With either approach, I will always maintain that the most significant area in terms of time & effort is the GPOs/GPPs. CC3 has a lot of policy settings for generally good reasons and if you want a credibly comparable D-I-Y system you'll need a similar number .. and likely have to think quite hard about the best approach to more than a few of them.
Last edited by PiqueABoo; 13th October 2010 at 10:14 PM.
20th January 2011, 02:22 PM #14
- Rep Power
I did something similiar last summer hols, only we moved from a server 2003/XP network to a Server 2008/7 network. This involved new servers for domain controllers. We did as has been previously mentioned and built the DC before the hols and had a workstation setup to iron out all the GPO's (which we were building afresh), it also involved a new cab for all the switches which meant repatching.
I`m happy to say we did and all 80 workstations and 30 laptops were built and running and users could log in by the start of term, we did have to work an extra day at weekends here and there.
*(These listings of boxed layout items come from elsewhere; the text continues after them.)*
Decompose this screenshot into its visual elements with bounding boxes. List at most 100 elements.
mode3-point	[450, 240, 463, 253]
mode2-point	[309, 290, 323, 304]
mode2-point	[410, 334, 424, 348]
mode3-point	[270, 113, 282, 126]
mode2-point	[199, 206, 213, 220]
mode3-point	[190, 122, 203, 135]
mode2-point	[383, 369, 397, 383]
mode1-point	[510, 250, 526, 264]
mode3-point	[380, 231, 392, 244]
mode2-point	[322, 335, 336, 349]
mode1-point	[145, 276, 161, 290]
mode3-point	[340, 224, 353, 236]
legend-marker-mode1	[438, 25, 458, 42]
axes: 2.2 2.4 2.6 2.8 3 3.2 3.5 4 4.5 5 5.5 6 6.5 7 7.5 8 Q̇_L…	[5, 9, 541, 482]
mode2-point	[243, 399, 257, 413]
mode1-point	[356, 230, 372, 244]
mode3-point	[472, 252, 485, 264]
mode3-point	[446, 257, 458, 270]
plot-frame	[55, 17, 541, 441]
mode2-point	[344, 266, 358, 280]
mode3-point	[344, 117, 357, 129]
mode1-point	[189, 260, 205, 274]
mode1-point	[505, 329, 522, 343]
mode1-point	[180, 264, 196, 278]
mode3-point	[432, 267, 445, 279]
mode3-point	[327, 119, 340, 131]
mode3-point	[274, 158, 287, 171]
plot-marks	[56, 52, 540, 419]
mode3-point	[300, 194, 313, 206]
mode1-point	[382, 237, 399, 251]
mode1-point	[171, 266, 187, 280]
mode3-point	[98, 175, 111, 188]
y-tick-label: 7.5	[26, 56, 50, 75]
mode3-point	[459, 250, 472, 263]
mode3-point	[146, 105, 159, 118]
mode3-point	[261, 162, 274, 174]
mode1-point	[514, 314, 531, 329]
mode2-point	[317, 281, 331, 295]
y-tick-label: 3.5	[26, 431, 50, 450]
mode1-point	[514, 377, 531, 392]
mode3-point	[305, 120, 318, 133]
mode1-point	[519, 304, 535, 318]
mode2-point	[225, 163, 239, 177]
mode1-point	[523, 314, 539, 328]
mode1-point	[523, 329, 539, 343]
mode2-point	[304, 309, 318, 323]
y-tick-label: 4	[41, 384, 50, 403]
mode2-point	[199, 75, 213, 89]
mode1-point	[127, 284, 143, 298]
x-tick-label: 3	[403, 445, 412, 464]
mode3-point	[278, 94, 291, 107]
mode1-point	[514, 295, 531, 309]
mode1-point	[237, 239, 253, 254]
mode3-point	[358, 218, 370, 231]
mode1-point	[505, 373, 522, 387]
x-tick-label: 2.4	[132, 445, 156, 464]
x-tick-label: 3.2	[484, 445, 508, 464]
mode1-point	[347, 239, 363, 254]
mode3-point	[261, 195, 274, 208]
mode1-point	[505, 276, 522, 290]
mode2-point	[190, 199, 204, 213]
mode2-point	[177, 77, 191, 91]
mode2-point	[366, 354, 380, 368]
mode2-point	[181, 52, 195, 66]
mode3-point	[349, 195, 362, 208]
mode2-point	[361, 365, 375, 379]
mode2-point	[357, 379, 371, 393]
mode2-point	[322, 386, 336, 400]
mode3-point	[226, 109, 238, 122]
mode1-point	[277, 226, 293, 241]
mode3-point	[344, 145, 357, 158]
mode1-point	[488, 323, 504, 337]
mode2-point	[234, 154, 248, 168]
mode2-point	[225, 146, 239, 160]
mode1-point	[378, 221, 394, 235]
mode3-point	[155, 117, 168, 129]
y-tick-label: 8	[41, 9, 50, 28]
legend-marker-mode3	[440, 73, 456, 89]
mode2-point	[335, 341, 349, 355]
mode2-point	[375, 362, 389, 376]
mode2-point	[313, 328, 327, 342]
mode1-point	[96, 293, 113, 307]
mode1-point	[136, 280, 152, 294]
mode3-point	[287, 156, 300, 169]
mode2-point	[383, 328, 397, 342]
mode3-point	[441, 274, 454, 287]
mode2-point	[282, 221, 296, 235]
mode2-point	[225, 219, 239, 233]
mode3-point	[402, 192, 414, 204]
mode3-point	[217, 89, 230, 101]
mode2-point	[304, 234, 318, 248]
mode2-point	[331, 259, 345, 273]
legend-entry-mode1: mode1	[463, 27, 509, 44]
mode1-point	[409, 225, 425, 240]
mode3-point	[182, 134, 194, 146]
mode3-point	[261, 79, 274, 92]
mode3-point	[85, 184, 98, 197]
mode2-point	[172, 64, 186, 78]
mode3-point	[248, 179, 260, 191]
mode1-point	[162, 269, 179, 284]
We did plan it like a military operation and has certain jobs to be complete by certain dates. What I also found really usefull while we were building we had flip chart paper on the walls of our ict suite (our base of work) detailing all the jobs and when they needed to be compled by, we simply put a cross through the ones we'd finished, this helped me keep track of where we were in the build.
It can be done, just it needs planning really well, and documenting well (cause u`ll forget what you'v decided).
One more thing take pictures of the work your doing so you can show staff, some of them think the fairies come over the hols while techies put thier feet up, and it shows them all how much work is involved in these types of projects.
20th January 2011, 03:06 PM #15
We've just gone from CC3 to vanilla xp (700)/7 (300) and 2008r2. However we spead the transition out over an entire year running two in parellel and trasitioned staff and their laptops before any students. During the year we nailed down student GPOs and software, images, duplicated packages and support systems before summer rebuild to new domain and just moved the file servers over and used scripts to correct any mistakes.
Biggest issue was exchange 2010 running on new domain and farming mail out to the old 2003 exchange servers, fiddly but possible.
Currently decommisioning the old RM servers with no clients now. Which brings a smile to my face.
Last edited by Theblacksheep; 20th January 2011 at 03:09 PM.